中原中也的声音低沉,压抑着一股危险感。
“我说你们两个混蛋算了,谁爱管谁管,老子不管了!”
被这两个家伙折磨得精疲力尽的中原中也黑着一张脸,夺门而出让他抓住今天医务室是哪个混蛋翘了班,非扒了他的皮不可!
太宰治瞥了眼被中原中也拽下来的门把手,医疗室的门也摇摇欲坠。
他轻哼了一声,一脸无趣地也准备离开。
“太宰”
太宰治的脚步一顿,扭过头,看向病床上昏睡着的粉发少年。
刚刚的声音正是来自于七海,听上去不过是睡梦中无意识的嘤咛。
然而不知怎的,太宰治脚尖方向一拐,慢吞吞地走到七海奈奈生的身边。
“太宰唔、太宰小姐好可爱…”七海奈奈生不知道梦到了什么,嘿嘿傻笑起来,“脸红的样子萌诶”
这家伙到底梦到什么了?
太宰治忍了忍,勉强没有吐槽出声。
他犹豫了一下,还是坐在了他的床边,托着下巴,了无兴趣地望向昏睡中的七海奈奈生。
此时已是黄昏,夕阳透过医务室复古的欧式窗户,一条条的阴影落在太宰治的身上,将他切割成一块一块的拼木。七海奈奈生的脸又被他挡下的阴影笼罩。

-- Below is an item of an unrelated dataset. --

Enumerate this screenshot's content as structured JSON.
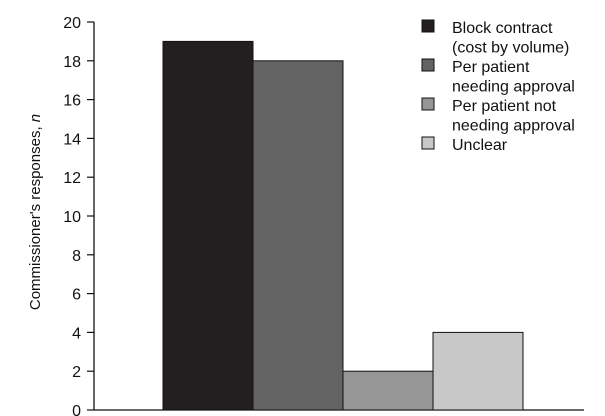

鸢色的眸子目光在对方的脸上慢吞吞地扫过,刘海、睫毛、鼻尖、嘴唇再到脸上那道已经结了血痂的伤口,目光终于停了下来。
太宰治伸手,指尖在那道已经结痂的伤口上慢慢划过,凹凸不平的触感让他心中升起一股古怪的感觉。
并非怜悯、也非施。虐。欲。
复杂的像是乱七八糟混杂在一起的毛线团,找不出头也扯不出尾,一味地纠缠缠绕在一起。
“唔”
或许是太宰的手指过于冰冷,反而让发烧中的七海奈奈生感觉一阵舒适,本能地用脸颊蹭了蹭对方的手掌。
太宰治猛地抽回了手。
被对方脸颊蹭过的地方炙热的感觉,好比被敌人用子弹射穿了手掌,止不住地发烫发痒。
“什么啊,真的有那么「喜欢」我吗?”
所以,
「喜欢」又到底是什么呢?
【滴】
【[生病]状态已消除】
唔,感觉睡了好久。
七海奈奈生坐起身,揉了揉眼睛,却发现自己躺在医务室的病床上,身上的衬衫被换成了病号服,绷带也有重新包扎的痕迹。
当他点开角色面板后,有些摸不着头脑。
“[生病]状态已经消失了啊。诶、等一下,太宰小姐的好感度怎么到十五了啊,但是中原小姐的好感度变成了负五发生什么事了吗?”
【『“太宰小姐。”』
太宰治睁开眼睛,眼前还是一成不变的景象。
老旧的集装箱顶如同波浪板凹凸起伏,一层层阴影规矩整齐地排列着。狭小、漆黑、幽暗的环境,无形之间带给人一种无法言喻的恐惧感,想要逃离而出。
但是太宰治不一样。
他早就习惯了这种地方,倒不如这种漆黑幽闭的环境,反而能使他安心。
望着集装箱顶,太宰治的眼神不断放空。
滴答、滴答
不知道何处漏水,水滴声富有节奏感地敲打着地面,像是催眠一般。
『“您是这个世界里独一无二的存在。”』
那只放空的鸢眸闪了闪,终于有了反应。
然而下一秒,脑内又浮现起几日前在医务室里的画面。
『“中原小姐。”』
太宰治眼神一黑,不爽地翻了个身。
“嘁。”
中原中也,港口mafia著名劳模。
由于出色的战斗力,因此不是在出差就是在出差的路上这么一个优秀的男人,是黑心老板最爱的优秀员工代表。
十七岁的中原中也虽然在红叶大姐的指导下,逐渐有了些黑手党该有的样子,优雅礼貌虽然偶尔还是会暴露出在擂钵街时期的那股小混混劲儿。
作为武斗派的代表,中原中也大部分的工作内容,都是用暴力教会那群不知死活的野狗们什么叫恐惧。
不过,即便是中原中也也逃不开看文件、写报告的命运。